He’d wanted so much when he’d come to Vancouver and maybe it hadn’t been this, but. It was now, that was for goddamn sure.
Sitting down on the bed was probably supposed to be a much more graceful motion, but Zach kind of does shove him a little, so that’s his excuse.
It escalates kind of quickly from there. If there’s something Ryan’s learned about Zach it’s that he holds emotion for a long time, mostly the good stuff. It’s something he likes, a lot. Sometimes Ryan can’t hold onto the good stuff without stewing over the bad stuff, too, so he just makes the executive decision to let it go. He says he’s being zen; his brother says he’s being emotionally stunted.
Regardless: seeing Zach, so the opposite of that, not holding anything back, is. It’s like that moment in the game, up against the glass; it’s like every exchange they’ve had since they were sixteen years old. There’s something wild, some unrestrained electric current that Ryan can almost feel the shock of.
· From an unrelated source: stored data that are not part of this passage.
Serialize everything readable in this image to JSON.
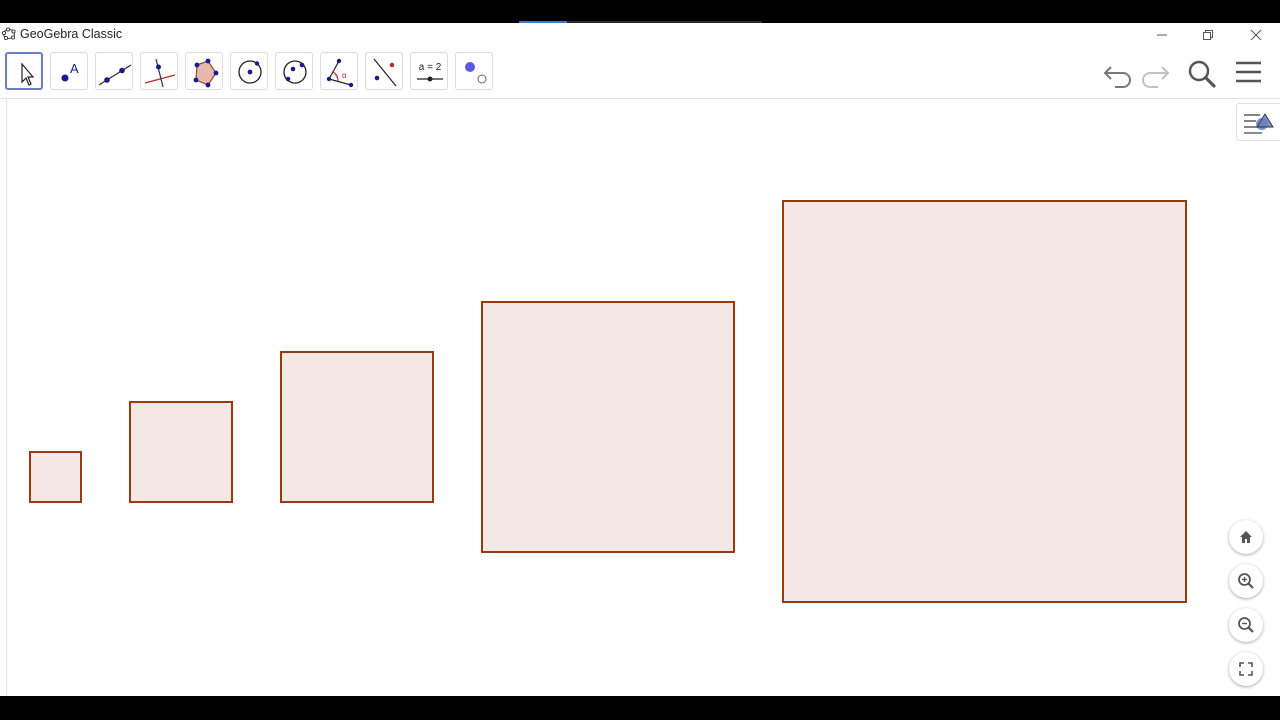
{
  "window": {
    "title": "GeoGebra Classic",
    "controls": [
      "minimize-icon",
      "restore-icon",
      "close-icon"
    ]
  },
  "toolbar": {
    "tools": [
      {
        "name": "move-tool",
        "icon": "arrow-pointer-icon",
        "active": true
      },
      {
        "name": "point-tool",
        "icon": "point-icon",
        "label": "A"
      },
      {
        "name": "line-tool",
        "icon": "line-icon"
      },
      {
        "name": "perpendicular-line-tool",
        "icon": "perpendicular-icon"
      },
      {
        "name": "polygon-tool",
        "icon": "polygon-icon"
      },
      {
        "name": "circle-tool",
        "icon": "circle-icon"
      },
      {
        "name": "circle-three-points-tool",
        "icon": "circle-3pts-icon"
      },
      {
        "name": "angle-tool",
        "icon": "angle-icon",
        "label": "α"
      },
      {
        "name": "reflect-tool",
        "icon": "reflect-icon"
      },
      {
        "name": "slider-tool",
        "icon": "slider-icon",
        "label": "a = 2"
      },
      {
        "name": "show-hide-tool",
        "icon": "show-hide-object-icon"
      }
    ],
    "right": [
      "undo-icon",
      "redo-icon",
      "search-icon",
      "menu-icon"
    ]
  },
  "graphics": {
    "squares": [
      {
        "side_units": 1
      },
      {
        "side_units": 2
      },
      {
        "side_units": 3
      },
      {
        "side_units": 5
      },
      {
        "side_units": 8
      }
    ],
    "fill_color": "#f4e8e5",
    "stroke_color": "#9a3a10"
  },
  "nav_buttons": [
    "home-icon",
    "zoom-in-icon",
    "zoom-out-icon",
    "fullscreen-icon"
  ],
  "colors": {
    "accent": "#6a7fc1",
    "point_blue": "#1a1a8c"
  }
}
He thinks a good place to start looking for that is at Zach’s collarbone, and when he rakes his teeth across the skin, then does his best to start a bruise there, he thinks he might be getting closer. Zach has one hand so tight in Ryan’s hair that he doesn’t notice the other one, pressing hard, insistent at his lower back. And when Zach sits up, back on his knees, it’s too easy for Ryan to pull his own knees up, bend them so that Zach is just between them.
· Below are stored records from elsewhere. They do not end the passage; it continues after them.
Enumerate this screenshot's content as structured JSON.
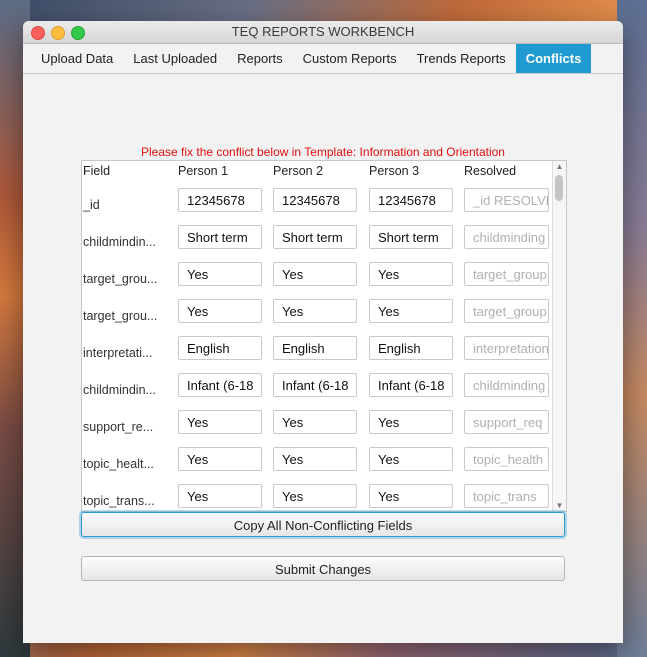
{
  "window": {
    "title": "TEQ REPORTS WORKBENCH"
  },
  "tabs": [
    {
      "label": "Upload Data"
    },
    {
      "label": "Last Uploaded"
    },
    {
      "label": "Reports"
    },
    {
      "label": "Custom Reports"
    },
    {
      "label": "Trends Reports"
    },
    {
      "label": "Conflicts"
    }
  ],
  "message": "Please fix the conflict below in Template: Information and Orientation",
  "grid": {
    "headers": [
      "Field",
      "Person 1",
      "Person 2",
      "Person 3",
      "Resolved"
    ],
    "rows": [
      {
        "field": "_id",
        "p1": "12345678",
        "p2": "12345678",
        "p3": "12345678",
        "resolved": "_id RESOLVED"
      },
      {
        "field": "childmindin...",
        "p1": "Short term",
        "p2": "Short term",
        "p3": "Short term",
        "resolved": "childminding"
      },
      {
        "field": "target_grou...",
        "p1": "Yes",
        "p2": "Yes",
        "p3": "Yes",
        "resolved": "target_group"
      },
      {
        "field": "target_grou...",
        "p1": "Yes",
        "p2": "Yes",
        "p3": "Yes",
        "resolved": "target_group"
      },
      {
        "field": "interpretati...",
        "p1": "English",
        "p2": "English",
        "p3": "English",
        "resolved": "interpretation"
      },
      {
        "field": "childmindin...",
        "p1": "Infant (6-18",
        "p2": "Infant (6-18",
        "p3": "Infant (6-18",
        "resolved": "childminding"
      },
      {
        "field": "support_re...",
        "p1": "Yes",
        "p2": "Yes",
        "p3": "Yes",
        "resolved": "support_req"
      },
      {
        "field": "topic_healt...",
        "p1": "Yes",
        "p2": "Yes",
        "p3": "Yes",
        "resolved": "topic_health"
      },
      {
        "field": "topic_trans...",
        "p1": "Yes",
        "p2": "Yes",
        "p3": "Yes",
        "resolved": "topic_trans"
      }
    ]
  },
  "buttons": {
    "copy": "Copy All Non-Conflicting Fields",
    "submit": "Submit Changes"
  }
}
The look that they exchange is so wordlessly We’re doing this? that it takes all of Ryan’s self-control not to say Fucking duh aloud and just nod. His tongue has suddenly gotten really heavy; he doesn’t think he could have said it even if he wanted to.
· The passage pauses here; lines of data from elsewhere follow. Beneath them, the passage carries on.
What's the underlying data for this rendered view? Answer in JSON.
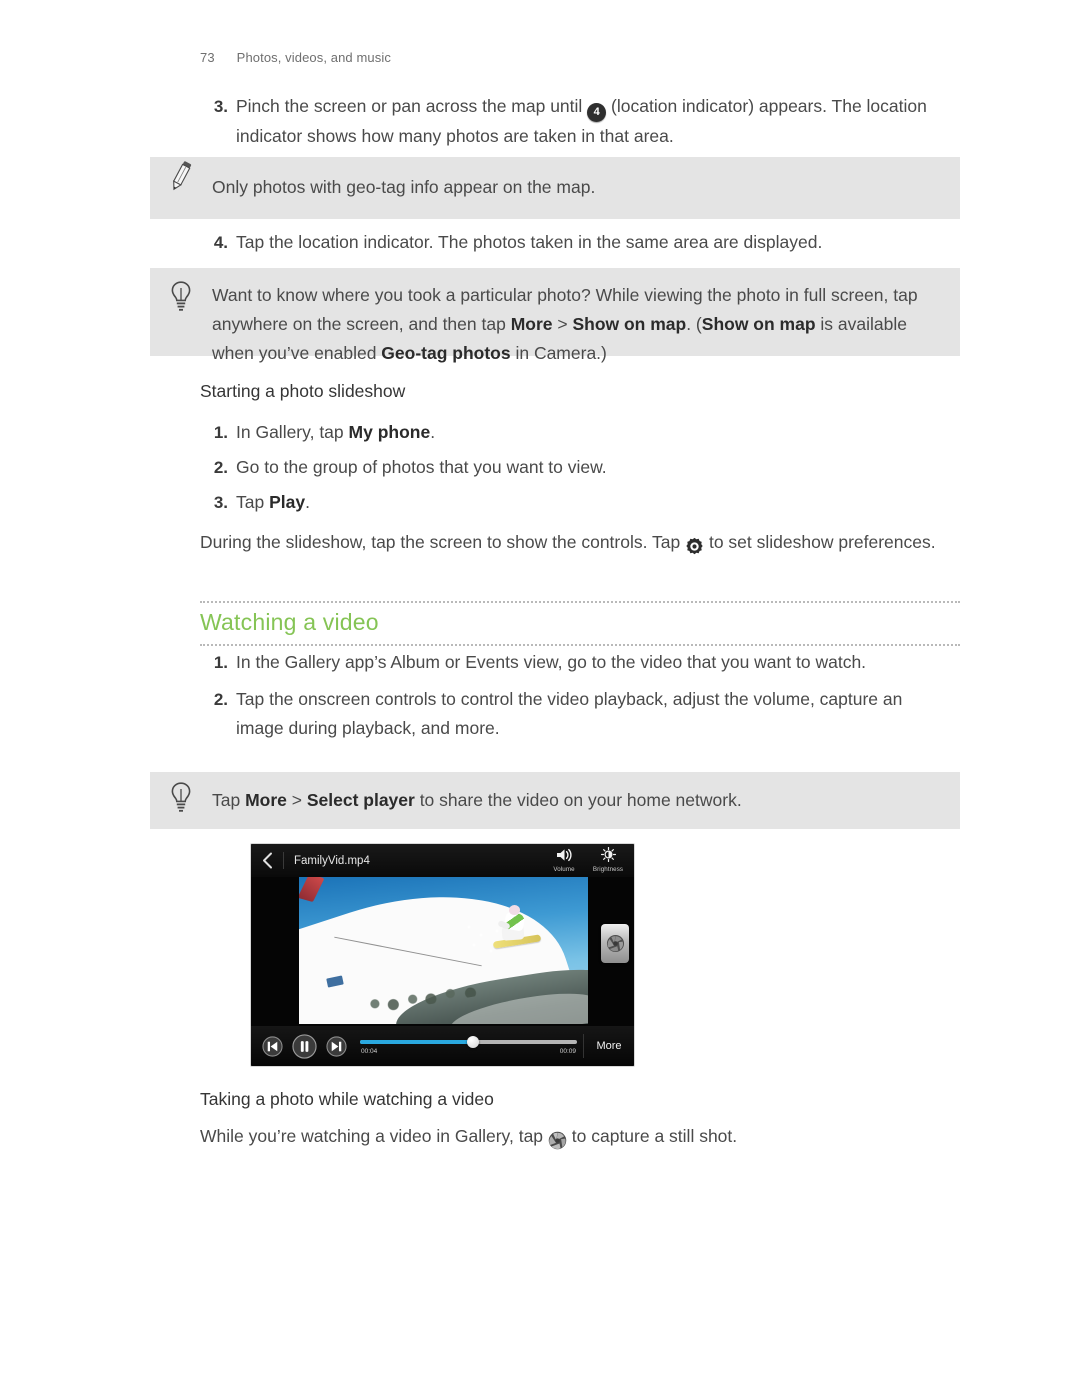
{
  "header": {
    "page_number": "73",
    "chapter": "Photos, videos, and music"
  },
  "steps_map": {
    "items": [
      {
        "num": "3.",
        "parts": [
          {
            "t": "Pinch the screen or pan across the map until ",
            "b": false
          },
          {
            "t": "badge",
            "b": false,
            "icon": "location-count-badge",
            "value": "4"
          },
          {
            "t": " (location indicator) appears. The location indicator shows how many photos are taken in that area.",
            "b": false
          }
        ]
      }
    ]
  },
  "note_box": {
    "icon": "pencil-icon",
    "text": "Only photos with geo-tag info appear on the map."
  },
  "step4": {
    "num": "4.",
    "text": "Tap the location indicator. The photos taken in the same area are displayed."
  },
  "tip_box_1": {
    "icon": "lightbulb-icon",
    "segments": [
      {
        "t": "Want to know where you took a particular photo? While viewing the photo in full screen, tap anywhere on the screen, and then tap ",
        "b": false
      },
      {
        "t": "More",
        "b": true
      },
      {
        "t": " > ",
        "b": false
      },
      {
        "t": "Show on map",
        "b": true
      },
      {
        "t": ". (",
        "b": false
      },
      {
        "t": "Show on map",
        "b": true
      },
      {
        "t": " is available when you’ve enabled ",
        "b": false
      },
      {
        "t": "Geo-tag photos",
        "b": true
      },
      {
        "t": " in Camera.)",
        "b": false
      }
    ]
  },
  "slideshow": {
    "subheading": "Starting a photo slideshow",
    "steps": [
      {
        "num": "1.",
        "segments": [
          {
            "t": "In Gallery, tap ",
            "b": false
          },
          {
            "t": "My phone",
            "b": true
          },
          {
            "t": ".",
            "b": false
          }
        ]
      },
      {
        "num": "2.",
        "segments": [
          {
            "t": "Go to the group of photos that you want to view.",
            "b": false
          }
        ]
      },
      {
        "num": "3.",
        "segments": [
          {
            "t": "Tap ",
            "b": false
          },
          {
            "t": "Play",
            "b": true
          },
          {
            "t": ".",
            "b": false
          }
        ]
      }
    ],
    "footnote": {
      "before": "During the slideshow, tap the screen to show the controls. Tap ",
      "icon": "gear-icon",
      "after": " to set slideshow preferences."
    }
  },
  "section_watching": {
    "title": "Watching a video",
    "accent_color": "#85c455",
    "steps": [
      {
        "num": "1.",
        "text": "In the Gallery app’s Album or Events view, go to the video that you want to watch."
      },
      {
        "num": "2.",
        "text": "Tap the onscreen controls to control the video playback, adjust the volume, capture an image during playback, and more."
      }
    ]
  },
  "tip_box_2": {
    "icon": "lightbulb-icon",
    "segments": [
      {
        "t": "Tap ",
        "b": false
      },
      {
        "t": "More",
        "b": true
      },
      {
        "t": " > ",
        "b": false
      },
      {
        "t": "Select player",
        "b": true
      },
      {
        "t": " to share the video on your home network.",
        "b": false
      }
    ]
  },
  "video_player": {
    "back_icon": "back-chevron-icon",
    "title": "FamilyVid.mp4",
    "volume": {
      "icon": "volume-icon",
      "label": "Volume"
    },
    "brightness": {
      "icon": "brightness-icon",
      "label": "Brightness"
    },
    "capture_icon": "camera-shutter-icon",
    "controls": {
      "previous_icon": "previous-track-icon",
      "pause_icon": "pause-icon",
      "next_icon": "next-track-icon",
      "elapsed_time": "00:04",
      "total_time": "00:09",
      "progress_percent": 52,
      "progress_color": "#2aa8df",
      "more_label": "More"
    }
  },
  "taking_photo": {
    "subheading": "Taking a photo while watching a video",
    "before": "While you’re watching a video in Gallery, tap ",
    "icon": "camera-shutter-icon",
    "after": " to capture a still shot."
  }
}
He does manage to make a pathetic noise in the back of his throat when Zach slides off the bed, presses his sweats-covered legs together for the sole purpose of staving off the rush of cold air that seems to fill where Zach had been a moment before. When he sits back down on the bed, though, it’s only with a small plastic bottle that he leaves next to Ryan’s hip as he pushes Ryan’s sweatshirt up, follows the hem with his mouth.
That’s why Ryan’s too distracted to speak for a second, swallowing hard under Zach’s wet mouth. “I, uh,” he says, “Yeah. Olympic Village, dude. More condoms than there are people here. I think I have--”
“We don’t need it,” Zach says, so fucking plyingly Ryan almost agrees on the spot. Would agree to anything, probably.
But. Ryan has -- “But I have--” An abundance of Olympic condoms? A boyfriend? A vague sense of responsibility? “--enough. Just let me.”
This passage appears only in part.